​O romance e o comentário sobre as artes

Por Fernanda Vasconcelos

Créditos: Perimeters/Pavilions/Decoys(1978), de Mary Miss

Conforme afirmou Davi Lara em seu último post, uma aproximação entre a literatura e as artes plásticas/visuais tem se mostrado vigorosa em diversos romances publicados nos últimos anos. Trata-se de longos trechos, muitos deles escritos em primeira pessoa, nos quais o protagonista relata o contato com obras artísticas.

É interessante pensarmos nesse movimento, do literário rumo às artes, quase sempre presente em obras de caráter mais experimental, que é configurado na narrativa pelo amálgama de reflexão e fascínio do narrador diante das produções artísticas, muitas delas experimentais e com formas de difícil captura.

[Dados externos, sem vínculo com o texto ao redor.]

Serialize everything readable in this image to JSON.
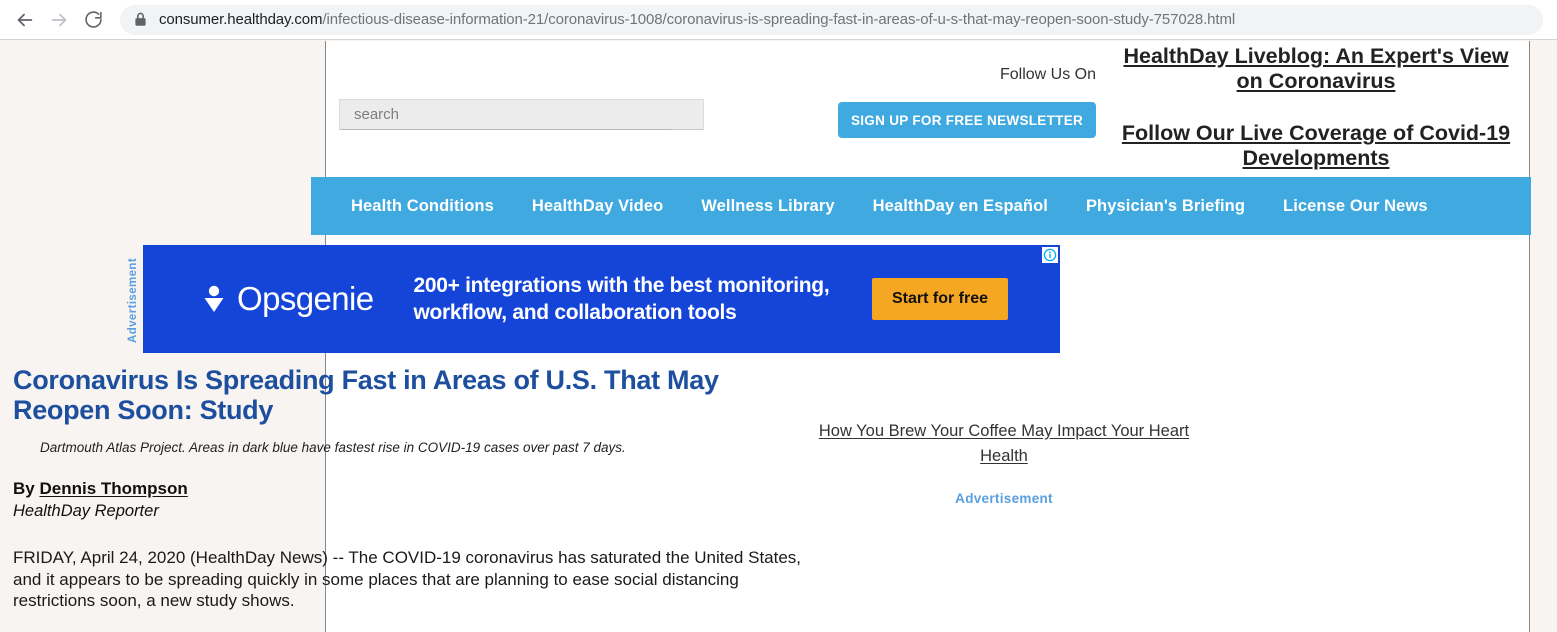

No caso do romance autobiográfico A morte do pai (2013), escrito por Karl Ove Knausgård, o contato do protagonista com as artes aparece em vários momentos ao longo do livro, seja via sua experiência como frequentador de museus evocando descrições e reflexões de alguns quadros específicos de Rembrandt, seja por meio da experiência mediada pela reprodução da obra em livros de arte, como ocorre quando entra em contato com as pinturas de Jonh Constable.

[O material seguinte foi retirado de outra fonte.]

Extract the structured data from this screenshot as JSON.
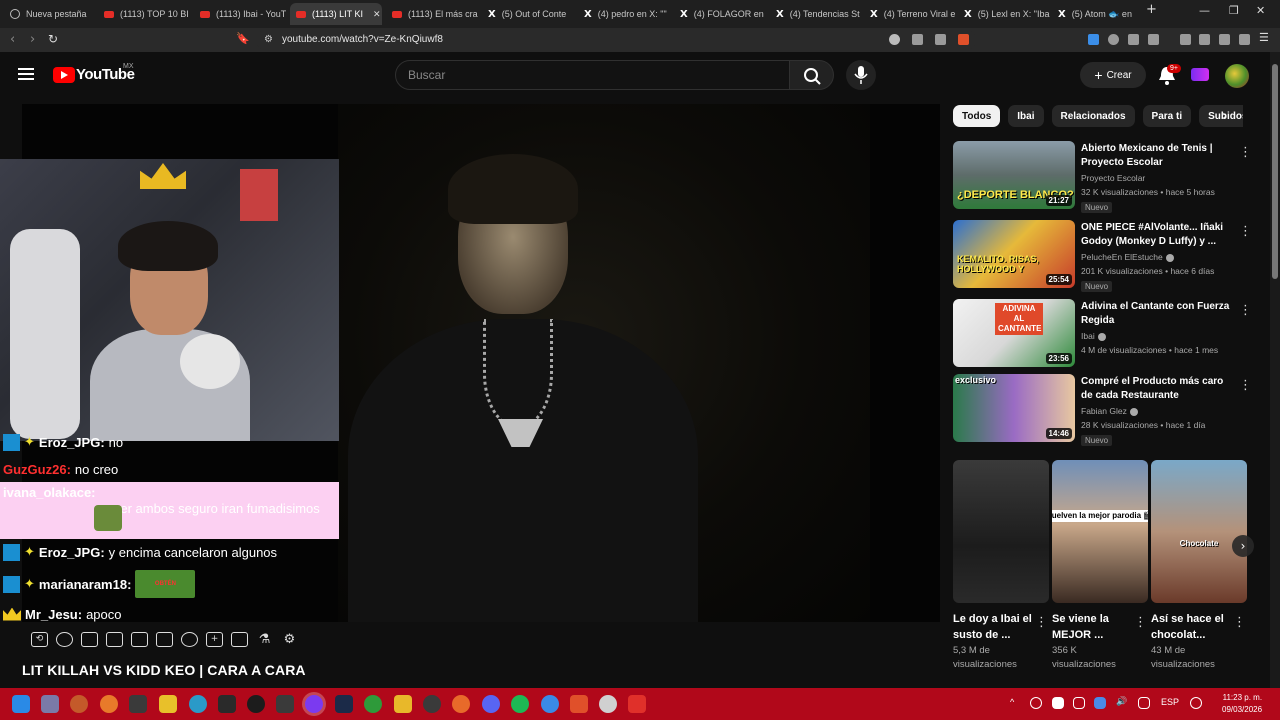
{
  "browser": {
    "tabs": [
      {
        "title": "Nueva pestaña",
        "favicon": "shield-icon"
      },
      {
        "title": "(1113) TOP 10 BI",
        "favicon": "youtube-icon"
      },
      {
        "title": "(1113) Ibai - YouT",
        "favicon": "youtube-icon"
      },
      {
        "title": "(1113) LIT KI",
        "favicon": "youtube-icon",
        "active": true
      },
      {
        "title": "(1113) El más cra",
        "favicon": "youtube-icon"
      },
      {
        "title": "(5) Out of Conte",
        "favicon": "x-icon"
      },
      {
        "title": "(4) pedro en X: \"\"",
        "favicon": "x-icon"
      },
      {
        "title": "(4) FOLAGOR en",
        "favicon": "x-icon"
      },
      {
        "title": "(4) Tendencias St",
        "favicon": "x-icon"
      },
      {
        "title": "(4) Terreno Viral e",
        "favicon": "x-icon"
      },
      {
        "title": "(5) Lexl en X: \"Iba",
        "favicon": "x-icon"
      },
      {
        "title": "(5) Atom 🐟 en",
        "favicon": "x-icon"
      }
    ],
    "url": "youtube.com/watch?v=Ze-KnQiuwf8",
    "new_tab": "+"
  },
  "youtube": {
    "logo_text": "YouTube",
    "region": "MX",
    "search_placeholder": "Buscar",
    "create_label": "Crear",
    "notifications_badge": "9+"
  },
  "overlay_chat": [
    {
      "user": "Eroz_JPG:",
      "message": "no",
      "user_color": "#ffffff",
      "badges": [
        "arrow",
        "star"
      ]
    },
    {
      "user": "GuzGuz26:",
      "message": "no creo",
      "user_color": "#ff3030",
      "badges": []
    },
    {
      "user": "ivana_olakace:",
      "message": "a ver ambos seguro iran fumadisimos",
      "user_color": "#ffffff",
      "badges": [],
      "highlighted": true
    },
    {
      "user": "Eroz_JPG:",
      "message": "y encima cancelaron algunos",
      "user_color": "#ffffff",
      "badges": [
        "arrow",
        "star"
      ]
    },
    {
      "user": "marianaram18:",
      "message": "",
      "user_color": "#ffffff",
      "badges": [
        "arrow",
        "star"
      ],
      "emote": "OBTÉN"
    },
    {
      "user": "Mr_Jesu:",
      "message": "apoco",
      "user_color": "#ffffff",
      "badges": [
        "crown"
      ]
    }
  ],
  "video": {
    "title": "LIT KILLAH VS KIDD KEO | CARA A CARA"
  },
  "chips": [
    "Todos",
    "Ibai",
    "Relacionados",
    "Para ti",
    "Subidos"
  ],
  "recommendations": [
    {
      "title": "Abierto Mexicano de Tenis | Proyecto Escolar",
      "channel": "Proyecto Escolar",
      "meta": "32 K visualizaciones • hace 5 horas",
      "duration": "21:27",
      "badge": "Nuevo",
      "thumb_text": "¿DEPORTE BLANCO?",
      "verified": false
    },
    {
      "title": "ONE PIECE #AlVolante... Iñaki Godoy (Monkey D Luffy) y ...",
      "channel": "PelucheEn ElEstuche",
      "meta": "201 K visualizaciones • hace 6 días",
      "duration": "25:54",
      "badge": "Nuevo",
      "thumb_text": "KEMALITO. RISAS, HOLLYWOOD Y",
      "verified": true
    },
    {
      "title": "Adivina el Cantante con Fuerza Regida",
      "channel": "Ibai",
      "meta": "4 M de visualizaciones • hace 1 mes",
      "duration": "23:56",
      "badge": "",
      "thumb_text": "ADIVINA AL CANTANTE",
      "verified": true
    },
    {
      "title": "Compré el Producto más caro de cada Restaurante",
      "channel": "Fabian Glez",
      "meta": "28 K visualizaciones • hace 1 día",
      "duration": "14:46",
      "badge": "Nuevo",
      "thumb_text": "exclusivo",
      "verified": true
    }
  ],
  "shorts": [
    {
      "title": "Le doy a Ibai el susto de ...",
      "views": "5,3 M de visualizaciones",
      "caption": ""
    },
    {
      "title": "Se viene la MEJOR ...",
      "views": "356 K visualizaciones",
      "caption": "Vuelven la mejor parodia 🎬"
    },
    {
      "title": "Así se hace el chocolat...",
      "views": "43 M de visualizaciones",
      "caption": "Chocolate"
    }
  ],
  "taskbar": {
    "language": "ESP",
    "time": "11:23 p. m.",
    "date": "09/03/2026"
  },
  "colors": {
    "youtube_red": "#ff0000",
    "taskbar": "#b1081a",
    "highlight_chat": "#fcd0f2"
  }
}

Comentando exemplos da arte no século XIX, fica explícito o arrebatamento de diante daquelas pinturas: “Tudo concentrado em instantes tão intensos que às vezes era difícil suportar”, afirma o narrador. Nesse trecho ensaístico, o protagonista lida com o indescritível de sua experiência com a arte em um âmbito íntimo sem parecer estar preocupado com fornecer esclarecimentos mais técnicos ou específicos para o leitor. É um relato pessoal, como uma conversa íntima consigo mesmo, uma reflexão do escritor com ele mesmo, na qual ele mostra estar lidando com o inexplicável da arte, mediado por suas impressões e sentimentos.

O escritor afirma que estava acostumado a estudar a história da arte e a analisar a arte, porém o mais importante seria escrever sobre a experiência de fruição da arte. O que em sua opinião representava um desafio, porque o forçaria a lidar com a impossibilidade de descrever ou narrar algo inexplicável. Evocando sua frequentação às galerias de arte, Knausgård parece querer reproduzir na escrita a liberdade experimental, reflexiva que desenvolveu como visitante dos espaços de exposição de arte, que, no entanto, nem de longe é caracterizada como uma atividade apaziguadora, já que esse exercício demandava “estar dentro da inexauribilidade” que aquelas obras lhe apresentavam.

Em seguida, o escritor tece um comentário sobre a arte contemporânea. Aí, o escritor ressalta que o que causara a experiência da inexauribilidade do estético diante de obras como as de Constable e Rembrandt, se esvaziou ou se torna irrelevante para os objetos artísticos enquadrados na categoria de arte contemporânea. Karl Ove reconhece que as representações naturalistas passaram a ser ingênuas e ultrapassadas, pois delas não restaram grande significados estéticos. Contudo, afirma não pode deixar de sentir nostalgia por aquelas pinturas, e que se é naquela direção que ele como escritor deveria ir, faltaria saber o caminho a tomar. Aí, a reflexão se interrompe e o romance volta ao relato das mais banais preocupações do cotidiano.

Acreditamos que essa reflexão pode servir para pensar a própria condição da narrativa de Karl Ove na literatura contemporânea. Pois ao se mostrar resistente à arte contemporânea e buscar abrir um caminho na direção de uma representação naturalista, tentando apreender um modo novo de contar dentro dessa representação, não poderíamos pensar que o autor ao voltar ao relato de suas trivialidades, não estaria já respondendo à nostalgia que diz sentir e, ao mesmo tempo,  tateando um outro caminho para sua narrativa?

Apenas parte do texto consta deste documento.